Stanley Jaki (1969).
A robot can display behavior; it can even display behavior as if it was having a certain conscious experience. But it can never actually have a conscious experience because experience and behavior fall into two separate logical categories, and only behavior can be built into a computer--conscious experience cannot.
The Jaki argument
Jaki supports his claim as follows:
"What is crucial is this respect is to keep in mind the essential difference that exists between behavior and experience. All that we observe in others, whether men, animals, or machines, is behavior. That another being perceived a beam of light we know by inference from its behavior. But for us it is the personal experience that tells about a particular perception. While behavior is essentially to perform something, to do something, subjective experience is not a derivative of one's externally observed performance or behavior. we do not have to observe our behavior of the highly activated state of the optic nerves in our brains before we can conclude that we have seen a light."

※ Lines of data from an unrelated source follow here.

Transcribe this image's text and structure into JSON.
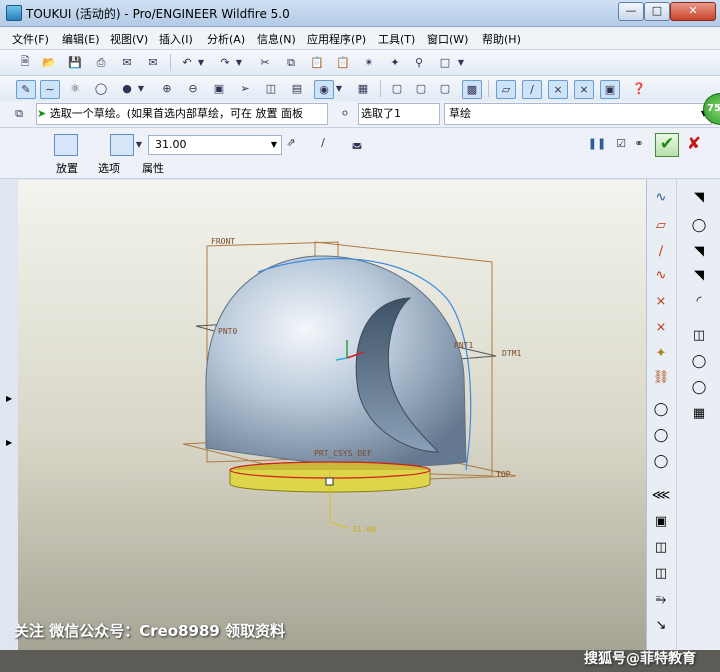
{
  "title": "TOUKUI (活动的) - Pro/ENGINEER Wildfire 5.0",
  "menu": [
    "文件(F)",
    "编辑(E)",
    "视图(V)",
    "插入(I)",
    "分析(A)",
    "信息(N)",
    "应用程序(P)",
    "工具(T)",
    "窗口(W)",
    "帮助(H)"
  ],
  "message": "选取一个草绘。(如果首选内部草绘，可在 放置 面板",
  "selection_status": "选取了1",
  "filter": "草绘",
  "help_bubble": "75",
  "dashboard": {
    "depth_value": "31.00",
    "tabs": [
      "放置",
      "选项",
      "属性"
    ]
  },
  "model_labels": {
    "front": "FRONT",
    "top": "TOP",
    "dtm1": "DTM1",
    "pnt0": "PNT0",
    "pnt1": "PNT1",
    "csys": "PRT_CSYS_DEF",
    "dim": "31.00"
  },
  "watermark_left": "关注 微信公众号：Creo8989 领取资料",
  "watermark_right": "搜狐号@菲特教育",
  "colors": {
    "accent": "#2a7fb8",
    "ok": "#1d8a14",
    "cancel": "#c41818",
    "helmet": "#a9bdd2",
    "datum": "#b07a45"
  }
}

"However, in a machine which is to have "visual experience," the "experience" should first be verified by a separate monitoring system indicating that the machine's photoreceptors were properly activated. It is precisely this difference in procedure between a man and a machine that precludes the designing of any machine which could have an experience as we understand it."
"Experience and behavior fall into two different logical classes, and it is this difference that makes us say that man has mental experience or mind, while a machine can at most behave as if it had such an experience. One may add any number of components to such a machine; the act of experience cannot logically be built into it" (S. Jaki, 1969, p. 225).